Some 125 million years ago, a chicken-size Sinosauropteryx, an early relative of T. rex, scampered through northeastern China. From its remains, we know a lot about this dinosaur: It was covered with spiny hair, it ate meat, and it walked on its hind legs. And now we know what color it was. Last January researchers determined that Sinosauropteryx sported a striped chestnut and white tail—the first time anyone has been able to describe a dinosaur’s color.

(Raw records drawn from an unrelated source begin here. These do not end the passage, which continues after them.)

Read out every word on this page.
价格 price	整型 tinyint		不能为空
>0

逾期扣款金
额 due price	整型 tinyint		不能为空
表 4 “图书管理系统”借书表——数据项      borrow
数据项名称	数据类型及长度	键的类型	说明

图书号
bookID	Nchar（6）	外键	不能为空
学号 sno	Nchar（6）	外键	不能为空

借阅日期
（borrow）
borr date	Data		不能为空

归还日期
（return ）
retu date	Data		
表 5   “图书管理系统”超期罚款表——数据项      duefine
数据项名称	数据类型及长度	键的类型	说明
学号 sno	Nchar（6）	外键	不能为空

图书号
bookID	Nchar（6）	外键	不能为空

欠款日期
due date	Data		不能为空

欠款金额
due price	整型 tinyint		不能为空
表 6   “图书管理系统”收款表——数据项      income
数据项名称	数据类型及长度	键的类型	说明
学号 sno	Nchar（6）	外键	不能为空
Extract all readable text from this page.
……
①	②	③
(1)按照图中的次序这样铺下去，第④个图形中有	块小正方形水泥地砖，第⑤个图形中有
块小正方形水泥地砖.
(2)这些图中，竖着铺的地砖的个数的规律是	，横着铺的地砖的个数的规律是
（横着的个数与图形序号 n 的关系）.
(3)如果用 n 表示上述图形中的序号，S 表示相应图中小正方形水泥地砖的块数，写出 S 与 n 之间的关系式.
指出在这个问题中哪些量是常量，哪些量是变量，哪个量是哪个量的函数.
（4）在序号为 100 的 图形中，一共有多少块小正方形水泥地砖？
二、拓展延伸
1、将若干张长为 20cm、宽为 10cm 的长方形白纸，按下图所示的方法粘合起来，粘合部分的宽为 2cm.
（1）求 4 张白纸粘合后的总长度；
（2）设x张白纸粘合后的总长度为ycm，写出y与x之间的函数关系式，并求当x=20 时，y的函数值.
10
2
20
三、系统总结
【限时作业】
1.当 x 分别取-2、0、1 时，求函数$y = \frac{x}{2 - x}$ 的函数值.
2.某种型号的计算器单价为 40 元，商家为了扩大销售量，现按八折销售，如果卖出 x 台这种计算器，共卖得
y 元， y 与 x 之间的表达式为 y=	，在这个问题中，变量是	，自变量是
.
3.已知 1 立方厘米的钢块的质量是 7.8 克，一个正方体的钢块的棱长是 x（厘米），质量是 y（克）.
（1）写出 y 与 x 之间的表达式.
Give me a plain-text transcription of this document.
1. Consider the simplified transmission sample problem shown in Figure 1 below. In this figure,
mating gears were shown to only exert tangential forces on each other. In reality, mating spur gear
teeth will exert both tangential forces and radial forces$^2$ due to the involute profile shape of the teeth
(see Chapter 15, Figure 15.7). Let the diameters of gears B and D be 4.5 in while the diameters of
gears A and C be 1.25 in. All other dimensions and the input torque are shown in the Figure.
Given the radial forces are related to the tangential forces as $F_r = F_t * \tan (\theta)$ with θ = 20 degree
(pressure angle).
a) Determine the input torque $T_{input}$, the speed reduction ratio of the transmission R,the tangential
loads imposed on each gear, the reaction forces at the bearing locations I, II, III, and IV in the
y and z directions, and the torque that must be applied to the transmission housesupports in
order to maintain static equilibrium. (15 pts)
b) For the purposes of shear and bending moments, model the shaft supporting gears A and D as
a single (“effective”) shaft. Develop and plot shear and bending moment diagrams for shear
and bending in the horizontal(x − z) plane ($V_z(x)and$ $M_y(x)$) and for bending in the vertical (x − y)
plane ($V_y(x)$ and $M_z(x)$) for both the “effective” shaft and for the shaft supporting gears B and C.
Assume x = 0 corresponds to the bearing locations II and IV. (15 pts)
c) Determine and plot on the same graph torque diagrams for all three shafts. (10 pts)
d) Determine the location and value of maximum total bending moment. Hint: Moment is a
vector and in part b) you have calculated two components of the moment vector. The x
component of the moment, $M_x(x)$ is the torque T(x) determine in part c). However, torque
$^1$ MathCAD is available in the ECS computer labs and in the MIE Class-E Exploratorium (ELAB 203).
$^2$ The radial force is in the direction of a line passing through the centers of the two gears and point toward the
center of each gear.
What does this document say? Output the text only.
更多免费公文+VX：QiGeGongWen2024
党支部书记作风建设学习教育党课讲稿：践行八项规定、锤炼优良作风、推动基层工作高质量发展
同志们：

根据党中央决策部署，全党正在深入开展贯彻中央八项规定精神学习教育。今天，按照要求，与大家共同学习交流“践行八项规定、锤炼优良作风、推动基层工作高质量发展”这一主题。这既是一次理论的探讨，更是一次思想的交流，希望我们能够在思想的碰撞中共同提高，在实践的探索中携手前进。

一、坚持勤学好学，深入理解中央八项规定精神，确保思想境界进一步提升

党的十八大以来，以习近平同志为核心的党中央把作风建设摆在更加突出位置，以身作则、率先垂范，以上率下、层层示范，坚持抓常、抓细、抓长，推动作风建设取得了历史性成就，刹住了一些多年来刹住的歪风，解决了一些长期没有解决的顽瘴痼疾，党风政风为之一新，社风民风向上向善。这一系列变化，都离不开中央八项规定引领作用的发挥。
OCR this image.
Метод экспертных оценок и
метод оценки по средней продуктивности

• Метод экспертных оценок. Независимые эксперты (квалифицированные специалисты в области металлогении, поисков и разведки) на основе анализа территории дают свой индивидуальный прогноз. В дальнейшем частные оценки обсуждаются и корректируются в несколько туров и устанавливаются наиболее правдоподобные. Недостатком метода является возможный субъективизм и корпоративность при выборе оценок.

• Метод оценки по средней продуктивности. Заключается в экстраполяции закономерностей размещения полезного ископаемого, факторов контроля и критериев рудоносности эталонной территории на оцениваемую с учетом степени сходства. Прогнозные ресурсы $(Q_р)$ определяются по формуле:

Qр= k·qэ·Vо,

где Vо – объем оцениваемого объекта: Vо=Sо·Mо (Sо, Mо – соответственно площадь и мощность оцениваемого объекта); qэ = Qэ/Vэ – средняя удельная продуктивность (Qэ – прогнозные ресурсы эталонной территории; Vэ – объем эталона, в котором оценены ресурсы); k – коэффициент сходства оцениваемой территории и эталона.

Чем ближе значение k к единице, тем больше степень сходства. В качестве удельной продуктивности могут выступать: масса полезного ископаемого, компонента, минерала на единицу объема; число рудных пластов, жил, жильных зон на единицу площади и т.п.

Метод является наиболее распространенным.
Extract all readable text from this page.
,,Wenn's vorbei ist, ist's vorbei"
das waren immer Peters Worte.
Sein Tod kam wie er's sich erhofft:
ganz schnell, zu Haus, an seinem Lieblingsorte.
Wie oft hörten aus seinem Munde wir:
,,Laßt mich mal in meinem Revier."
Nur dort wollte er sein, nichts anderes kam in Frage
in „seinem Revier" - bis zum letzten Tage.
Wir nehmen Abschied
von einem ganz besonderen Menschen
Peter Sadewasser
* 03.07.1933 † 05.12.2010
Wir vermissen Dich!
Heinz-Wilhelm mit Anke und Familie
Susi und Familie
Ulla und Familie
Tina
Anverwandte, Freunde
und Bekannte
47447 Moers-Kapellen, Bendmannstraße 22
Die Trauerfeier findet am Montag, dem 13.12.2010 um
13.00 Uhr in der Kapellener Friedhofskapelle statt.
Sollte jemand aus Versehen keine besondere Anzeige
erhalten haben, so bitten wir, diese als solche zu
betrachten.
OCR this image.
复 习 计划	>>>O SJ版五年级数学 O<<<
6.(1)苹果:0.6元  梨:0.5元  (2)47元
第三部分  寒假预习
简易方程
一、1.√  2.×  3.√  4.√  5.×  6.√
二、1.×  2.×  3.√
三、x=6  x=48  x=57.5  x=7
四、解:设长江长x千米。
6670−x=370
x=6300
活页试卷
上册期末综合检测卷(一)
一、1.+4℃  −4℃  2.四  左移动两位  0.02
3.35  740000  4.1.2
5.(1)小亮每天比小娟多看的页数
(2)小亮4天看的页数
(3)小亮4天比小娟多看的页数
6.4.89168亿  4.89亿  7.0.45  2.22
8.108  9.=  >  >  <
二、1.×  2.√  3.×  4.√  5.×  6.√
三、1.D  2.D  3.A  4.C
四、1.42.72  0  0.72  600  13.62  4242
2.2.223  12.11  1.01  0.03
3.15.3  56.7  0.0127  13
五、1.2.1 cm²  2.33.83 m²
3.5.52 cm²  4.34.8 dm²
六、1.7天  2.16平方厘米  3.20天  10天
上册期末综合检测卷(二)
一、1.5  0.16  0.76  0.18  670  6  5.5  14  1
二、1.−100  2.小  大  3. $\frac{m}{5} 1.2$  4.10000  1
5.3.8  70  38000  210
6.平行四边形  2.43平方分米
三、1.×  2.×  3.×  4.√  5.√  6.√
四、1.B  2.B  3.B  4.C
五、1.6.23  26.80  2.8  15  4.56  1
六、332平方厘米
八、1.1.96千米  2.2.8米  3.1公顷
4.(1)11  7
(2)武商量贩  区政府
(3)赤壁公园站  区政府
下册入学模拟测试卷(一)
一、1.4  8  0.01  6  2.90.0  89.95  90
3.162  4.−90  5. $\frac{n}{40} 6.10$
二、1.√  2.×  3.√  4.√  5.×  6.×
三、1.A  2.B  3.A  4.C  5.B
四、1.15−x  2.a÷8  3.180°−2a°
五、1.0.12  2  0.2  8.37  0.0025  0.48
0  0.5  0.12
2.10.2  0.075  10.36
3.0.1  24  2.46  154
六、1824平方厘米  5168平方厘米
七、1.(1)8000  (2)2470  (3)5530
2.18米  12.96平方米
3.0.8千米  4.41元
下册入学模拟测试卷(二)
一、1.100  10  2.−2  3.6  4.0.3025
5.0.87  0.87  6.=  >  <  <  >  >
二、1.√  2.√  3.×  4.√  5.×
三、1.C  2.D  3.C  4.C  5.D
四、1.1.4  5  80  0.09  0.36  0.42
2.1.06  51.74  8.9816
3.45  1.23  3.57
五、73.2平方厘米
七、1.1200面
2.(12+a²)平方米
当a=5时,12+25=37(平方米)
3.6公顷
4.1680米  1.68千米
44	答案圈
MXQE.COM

Mike Benton, a paleontologist at the University of Bristol in England, had set out to show that Sinosauropteryx’s hairlike bristles were precursors to the feathers on today’s birds. Examining those fossilized bristles through a powerful microscope, he did more than confirm his hypothesis: He also noticed that the bristles were brimming with melanosomes, color-bearing cell parts found in modern avian feathers. The shape of melanosomes determines their hue, and the more packed they are, the darker the shade. The round melanosomes in Sinosauropteryx indicate a dark red shade arranged in a striped pattern.
Now that he knows what to look for, Benton hopes to unveil the colors of other feathered dinosaurs, helping scientists trace their relationship to birds and even decode their social behavior. “These primitive feathers evolved before wings,” he says, “so it’s likely they first evolved for insulation and display rather than flight.”